A ces obligations faites aux médias s'ajoutent deux interdictions :

- interdiction de commentaires qui altèrent la portée des résultats obtenus, c'est-à-dire de commentaires trompeurs ou tendancieux ;

- interdiction de publier un sondage électoral la semaine qui précède le scrutin.

D'autre part, la loi de 1977 a confié une mission de contrôle à une autorité dénommée « Commission des sondages », composée de neuf magistrats : trois membres du Conseil d'Etat, trois membres de la Cour de cassation et trois membres de la Cour des comptes.

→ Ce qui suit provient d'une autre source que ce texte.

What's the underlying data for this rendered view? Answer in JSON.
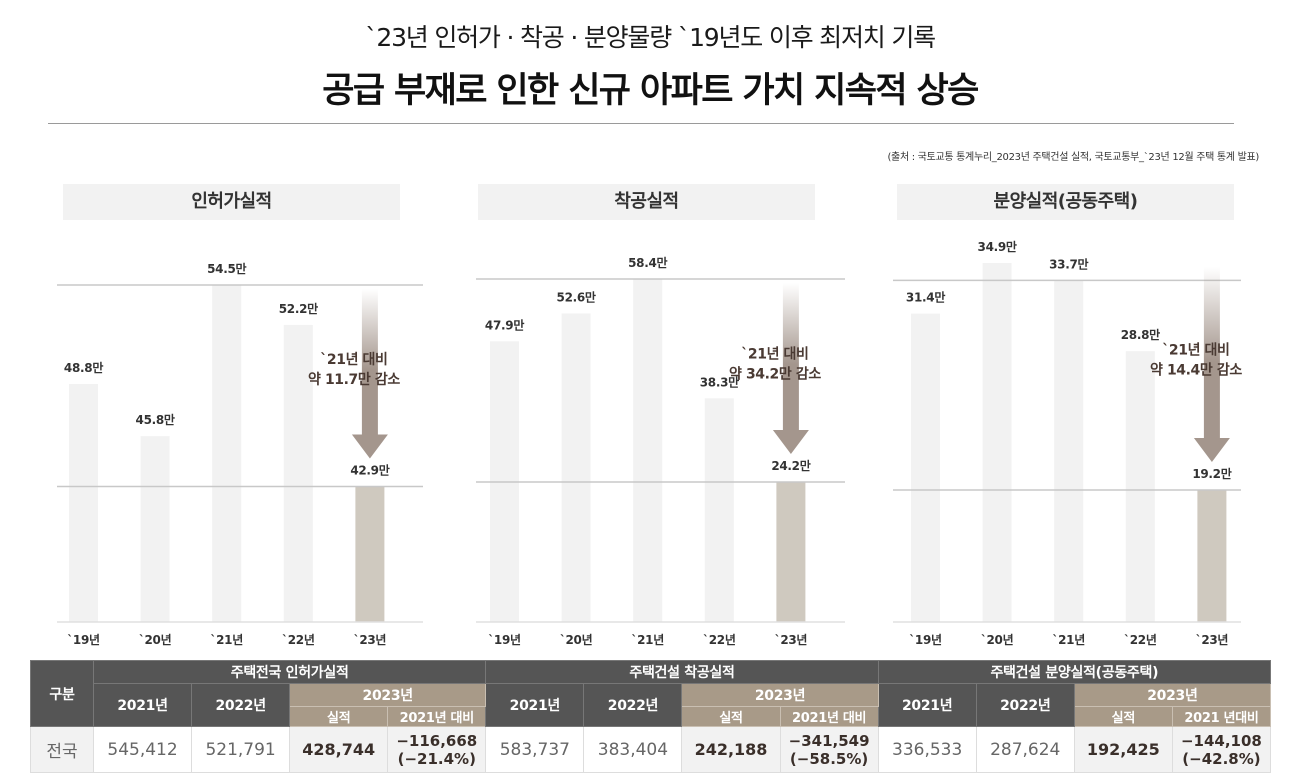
{
  "header": {
    "subtitle": "`23년 인허가 · 착공 · 분양물량 `19년도 이후 최저치 기록",
    "title": "공급 부재로 인한 신규 아파트 가치 지속적 상승",
    "source": "(출처 : 국토교통 통계누리_2023년 주택건설 실적, 국토교통부_`23년 12월 주택 통계 발표)"
  },
  "colors": {
    "bar_default": "#f2f2f2",
    "bar_highlight": "#cfc9bf",
    "arrow": "#a4968d",
    "table_header": "#555555",
    "table_header_2023": "#a89a88",
    "annotation": "#4a3a33"
  },
  "chart_data": [
    {
      "type": "bar",
      "title": "인허가실적",
      "categories": [
        "`19년",
        "`20년",
        "`21년",
        "`22년",
        "`23년"
      ],
      "values": [
        48.8,
        45.8,
        54.5,
        52.2,
        42.9
      ],
      "value_labels": [
        "48.8만",
        "45.8만",
        "54.5만",
        "52.2만",
        "42.9만"
      ],
      "unit": "만",
      "highlight_index": 4,
      "annotation": [
        "`21년 대비",
        "약 11.7만 감소"
      ],
      "reference_lines": [
        54.5,
        42.9
      ],
      "ylim": [
        35.1,
        57.0
      ],
      "xlabel": "",
      "ylabel": "",
      "grid": false
    },
    {
      "type": "bar",
      "title": "착공실적",
      "categories": [
        "`19년",
        "`20년",
        "`21년",
        "`22년",
        "`23년"
      ],
      "values": [
        47.9,
        52.6,
        58.4,
        38.3,
        24.2
      ],
      "value_labels": [
        "47.9만",
        "52.6만",
        "58.4만",
        "38.3만",
        "24.2만"
      ],
      "unit": "만",
      "highlight_index": 4,
      "annotation": [
        "`21년 대비",
        "약 34.2만 감소"
      ],
      "reference_lines": [
        58.4,
        24.2
      ],
      "ylim": [
        0.6,
        62.0
      ],
      "xlabel": "",
      "ylabel": "",
      "grid": false
    },
    {
      "type": "bar",
      "title": "분양실적(공동주택)",
      "categories": [
        "`19년",
        "`20년",
        "`21년",
        "`22년",
        "`23년"
      ],
      "values": [
        31.4,
        34.9,
        33.7,
        28.8,
        19.2
      ],
      "value_labels": [
        "31.4만",
        "34.9만",
        "33.7만",
        "28.8만",
        "19.2만"
      ],
      "unit": "만",
      "highlight_index": 4,
      "annotation": [
        "`21년 대비",
        "약 14.4만 감소"
      ],
      "reference_lines": [
        33.7,
        19.2
      ],
      "ylim": [
        10.07,
        36.5
      ],
      "xlabel": "",
      "ylabel": "",
      "grid": false
    }
  ],
  "table": {
    "category_header": "구분",
    "groups": [
      {
        "title": "주택전국 인허가실적",
        "y2021": "2021년",
        "y2022": "2022년",
        "y2023": "2023년",
        "actual": "실적",
        "vs2021": "2021년 대비"
      },
      {
        "title": "주택건설 착공실적",
        "y2021": "2021년",
        "y2022": "2022년",
        "y2023": "2023년",
        "actual": "실적",
        "vs2021": "2021년 대비"
      },
      {
        "title": "주택건설 분양실적(공동주택)",
        "y2021": "2021년",
        "y2022": "2022년",
        "y2023": "2023년",
        "actual": "실적",
        "vs2021": "2021 년대비"
      }
    ],
    "rows": [
      {
        "label": "전국",
        "cells": [
          {
            "v2021": "545,412",
            "v2022": "521,791",
            "v2023": "428,744",
            "diff": "−116,668",
            "pct": "(−21.4%)"
          },
          {
            "v2021": "583,737",
            "v2022": "383,404",
            "v2023": "242,188",
            "diff": "−341,549",
            "pct": "(−58.5%)"
          },
          {
            "v2021": "336,533",
            "v2022": "287,624",
            "v2023": "192,425",
            "diff": "−144,108",
            "pct": "(−42.8%)"
          }
        ]
      }
    ]
  }
}
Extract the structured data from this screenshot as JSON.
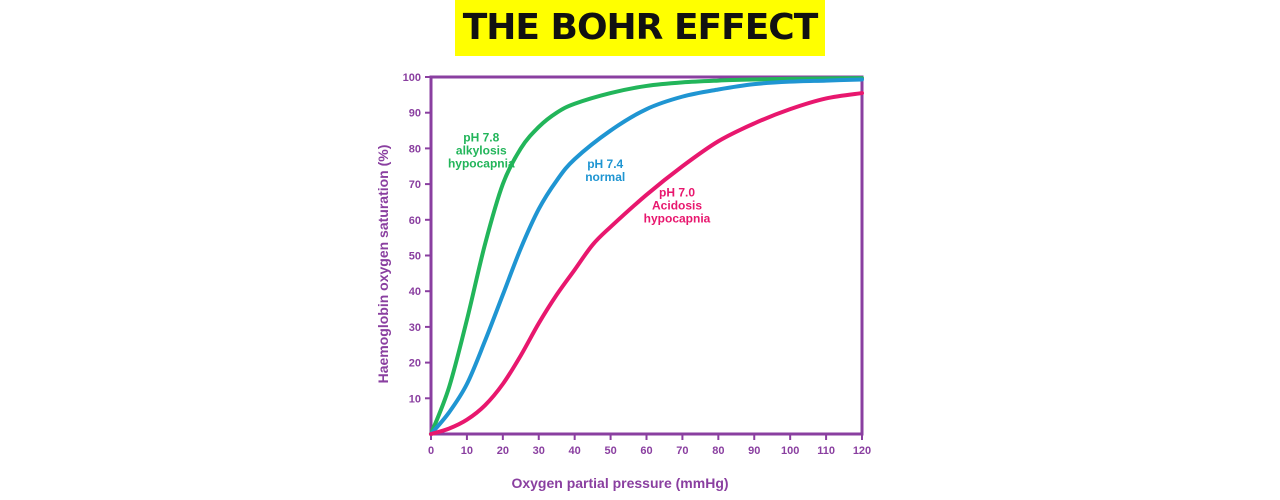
{
  "page_title": "THE BOHR EFFECT",
  "chart_data": {
    "type": "line",
    "xlabel": "Oxygen partial pressure (mmHg)",
    "ylabel": "Haemoglobin oxygen saturation (%)",
    "xlim": [
      0,
      120
    ],
    "ylim": [
      0,
      100
    ],
    "xticks": [
      0,
      10,
      20,
      30,
      40,
      50,
      60,
      70,
      80,
      90,
      100,
      110,
      120
    ],
    "yticks": [
      10,
      20,
      30,
      40,
      50,
      60,
      70,
      80,
      90,
      100
    ],
    "grid": false,
    "axis_color": "#8a3fa0",
    "series": [
      {
        "label_lines": [
          "pH 7.8",
          "alkylosis",
          "hypocapnia"
        ],
        "label_pos": [
          14,
          82
        ],
        "color": "#22b55a",
        "x": [
          0,
          5,
          10,
          15,
          20,
          25,
          30,
          35,
          40,
          50,
          60,
          70,
          80,
          90,
          100,
          110,
          120
        ],
        "y": [
          0,
          13,
          32,
          53,
          70,
          80,
          86,
          90,
          92.5,
          95.5,
          97.5,
          98.5,
          99,
          99.3,
          99.5,
          99.6,
          99.7
        ]
      },
      {
        "label_lines": [
          "pH 7.4",
          "normal"
        ],
        "label_pos": [
          48.5,
          74.5
        ],
        "color": "#1f95d2",
        "x": [
          0,
          5,
          10,
          15,
          20,
          25,
          30,
          35,
          40,
          50,
          60,
          70,
          80,
          90,
          100,
          110,
          120
        ],
        "y": [
          0,
          6,
          14,
          26,
          39,
          52,
          63,
          71,
          77,
          85,
          91,
          94.5,
          96.5,
          98,
          98.7,
          99,
          99.3
        ]
      },
      {
        "label_lines": [
          "pH 7.0",
          "Acidosis",
          "hypocapnia"
        ],
        "label_pos": [
          68.5,
          66.5
        ],
        "color": "#e8176e",
        "x": [
          0,
          5,
          10,
          15,
          20,
          25,
          30,
          35,
          40,
          45,
          50,
          60,
          70,
          80,
          90,
          100,
          110,
          120
        ],
        "y": [
          0,
          1.5,
          4,
          8,
          14,
          22,
          31,
          39,
          46,
          53,
          58,
          67,
          75,
          82,
          87,
          91,
          94,
          95.5
        ]
      }
    ]
  }
}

Cette loi est longtemps demeurée inchangée : la loi n° 2002-214 du 19 février 2002 y a apporté certaines modifications qui peuvent s'articuler autour des objectifs suivants :

- assurer un meilleur équilibre entre la liberté d'expression et la libre détermination du corps électoral : le législateur a entendu tirer les conséquences d'un arrêt du 4 septembre 2001 par lequel la Cour de cassation a considéré que l'interdiction de publication des sondages d'opinion dans la semaine précédant un scrutin était incompatible avec les dispositions des articles 10 et 14 de la Convention européenne des droits de l'homme relatives à la liberté d'expression. La loi de 2002 a ainsi limité l'interdiction des sondages de caractère électoral à la veille et au jour du scrutin ;

- favoriser la transparence dans les conditions d'élaboration des sondages : d'une part, le législateur a souhaité que la publication ou la diffusion d'un sondage soit accompagnée du texte intégral des questions posées ; d'autre part, il a ouvert à toute personne le droit de consulter les notices d'information remises par les instituts de sondage à la commission des sondages. La loi a précisé que les personnes devaient être informées de l'existence de ce droit à consultation au moment de la publication du sondage ;

- renforcer la légitimité et le rôle de la commission des sondages : la loi a prévu que la commission comprendrait, outre les neuf magistrats prévus dès l'origine, deux personnalités qualifiées en matière de sondages . En outre, le Parlement a souhaité garantir un meilleur contrôle de la commission des sondages en prévoyant que la notice serait transmise à cette dernière non pas « à l'occasion de la publication du sondage » mais « avant » celle-ci. Enfin, la loi a renforcé, pendant la période de deux mois précédant le scrutin , les obligations en matière de publication ou de diffusion des mises au point de la commission des sondages. Il a été prévu que, dans ces circonstances, « la mise au point demandée par la commission des sondages doit être, suivant le cas, diffusée sans délai et de manière que lui soit assurée une audience équivalente à celle de ce sondage, ou insérée dans le plus prochain numéro du journal ou de l'écrit périodique à la même place et en mêmes caractères que l'article qui l'aura provoquée et sans aucune intercalation.»


* 9 Décrets n° s 78-79 du 25 janvier 1978 et 80-351 du 16 mai 1980.